Subject: Re: lightweight processes
To: Neil A. Carson <>
From: Chris G. Demetriou <>
List: tech-kern
Date: 02/12/1997 18:15:14
[ could you please not send mail wider than 75-or-so columns to these
  lists?  It maks reading and replying ... a fair bit harder/uglier. ]

>As you seem to have guessed, this was in `The Design and Implementation of the 4.4BSD
>Operating System' on page 80: It goes:
>     The layout of the process state was completely reorganised in 4.4BSD. The goal
>     was to support multiple {\em threads} that share an address space and other
>     resources. Threads have also been called {\em lightweight processes} in other
>     systems.
>     ...
>     The reorganisation of the process state in 4.4BSD was designed to support threads
>     that can select the set of resources to be shared, known as {\em variable
>     lightweight processes [Ref]. Unlike some other implementations, the BSD model
>     associates a process ID with each thread, rather than with a collection of threads
>     sharing an address space.
>     ...
>     The process structure (with diagram) was shrunk to 1/4 of its former size [in
>     4.4BSD]. The idea is to minimise the amount of storage that must be allocated to
>     support a thread. The 4.4BSD distribution did not have kernel-thread support
>     enabled, primarily because the C library had not been rewritten to be able to
>     handle multiple threads.
>Does the ``not enabled'' bit mean that it isn't in fact there?
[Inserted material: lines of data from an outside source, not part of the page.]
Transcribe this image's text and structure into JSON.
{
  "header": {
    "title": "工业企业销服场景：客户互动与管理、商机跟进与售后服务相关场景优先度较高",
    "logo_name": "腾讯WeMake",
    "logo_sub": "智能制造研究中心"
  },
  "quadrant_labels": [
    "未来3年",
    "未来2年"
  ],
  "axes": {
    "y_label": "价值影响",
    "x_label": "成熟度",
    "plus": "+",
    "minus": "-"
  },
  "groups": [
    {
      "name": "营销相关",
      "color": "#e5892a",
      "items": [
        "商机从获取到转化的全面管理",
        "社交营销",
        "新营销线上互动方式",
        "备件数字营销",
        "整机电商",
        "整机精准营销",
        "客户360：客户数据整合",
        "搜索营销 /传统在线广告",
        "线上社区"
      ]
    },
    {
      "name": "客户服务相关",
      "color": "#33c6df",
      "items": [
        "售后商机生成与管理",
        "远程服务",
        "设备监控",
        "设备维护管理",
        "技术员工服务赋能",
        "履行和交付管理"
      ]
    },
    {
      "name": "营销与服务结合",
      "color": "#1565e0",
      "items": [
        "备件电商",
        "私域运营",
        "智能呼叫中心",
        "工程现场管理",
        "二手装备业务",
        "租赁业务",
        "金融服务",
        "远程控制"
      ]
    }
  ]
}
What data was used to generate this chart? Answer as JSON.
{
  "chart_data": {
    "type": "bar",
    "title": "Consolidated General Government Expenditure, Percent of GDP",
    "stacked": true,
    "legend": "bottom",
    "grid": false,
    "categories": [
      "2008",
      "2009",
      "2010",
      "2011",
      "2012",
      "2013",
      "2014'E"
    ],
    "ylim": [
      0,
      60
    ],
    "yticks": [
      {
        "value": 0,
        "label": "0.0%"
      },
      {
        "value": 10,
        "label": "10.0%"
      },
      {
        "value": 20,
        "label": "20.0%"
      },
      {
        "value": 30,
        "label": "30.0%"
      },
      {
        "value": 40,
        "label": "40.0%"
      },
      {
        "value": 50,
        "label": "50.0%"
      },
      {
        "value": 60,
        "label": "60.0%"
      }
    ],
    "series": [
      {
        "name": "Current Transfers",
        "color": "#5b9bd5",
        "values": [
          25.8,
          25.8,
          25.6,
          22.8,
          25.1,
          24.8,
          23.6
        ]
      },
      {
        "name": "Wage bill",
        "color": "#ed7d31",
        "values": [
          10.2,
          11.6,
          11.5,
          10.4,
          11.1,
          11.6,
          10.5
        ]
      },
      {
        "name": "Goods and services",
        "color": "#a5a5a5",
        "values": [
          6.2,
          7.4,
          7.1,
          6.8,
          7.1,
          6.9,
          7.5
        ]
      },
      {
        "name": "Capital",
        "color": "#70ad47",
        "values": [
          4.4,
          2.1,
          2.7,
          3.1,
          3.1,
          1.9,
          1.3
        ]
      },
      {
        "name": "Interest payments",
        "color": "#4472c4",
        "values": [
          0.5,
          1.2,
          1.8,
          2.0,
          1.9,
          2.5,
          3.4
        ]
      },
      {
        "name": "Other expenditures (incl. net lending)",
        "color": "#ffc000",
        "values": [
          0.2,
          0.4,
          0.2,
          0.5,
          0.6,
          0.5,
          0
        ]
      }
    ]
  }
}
For complete correctness, the last sentence should have been, "The
4.4BSD distribution did not have kernel-thread support."  (That is,
just kill everything after the comma.)

Indeed, the process structure was shrunk, and many parts were made
refcounted and shareable.  However, kernel support was not added to
4.4BSD (or Lite, or Lite2) for a "fork(), but sharing some stuff"
system call.  (Some BSD systems have since implemented an rfork() call
which does this.)

It is also true that the C library needed to be made reentrant to
support threads in this way, but that would not have prevented
an rfork() system call from existing in the kernel, and from working
for those applications which were careful about its use.

Much of the support work was done (e.g. splitting the proc structure
and making chunks shareable), but the actual implementation of threads
(via rfork()) was simply not done, and the book is incorrect if
claiming that it was.  There's not an "enabled vs. disabled" issue,
because there is no rfork()-like code in the 4.4BSD (or Lite, or
Lite2) kernel to be enabled or disabled.  It's just not there.

Later, somebody (I forget who) said that it might have been in 4.4,
but not in Lite:

"no."  that is simply not the case.

> What else do you think
>they are rabbiting on about?

Well, recent comments on the mailing lists have led me to believe that
there might also be some inaccuracies about kernel stack red-zoning.
Apparently, the book claims that at least some ports use or used
red-zones around the kernel stack to prevent overflow into the _user
are_ (i.e. invalid pages between the user area and the stack).  I'm
aware of no ports that did that, though some that put invalid pages
"on the other side" of the user area, allowing corruption of the user
area but nothing else.  However, i've not actually had time to look
further into that, and the quote from the book that was sent to me
wasn't large enough to know exactly what was being claimed.

There are undoubtedly more, similar instances.  None of them
particularly detract from the description of the design of the code
(because what's being described is what the 'right' design would look
like when completely implemented, where 'right' is defined by the
authors of the book 8-), but it does make the book ... less useful as
a reference which describes the actual system.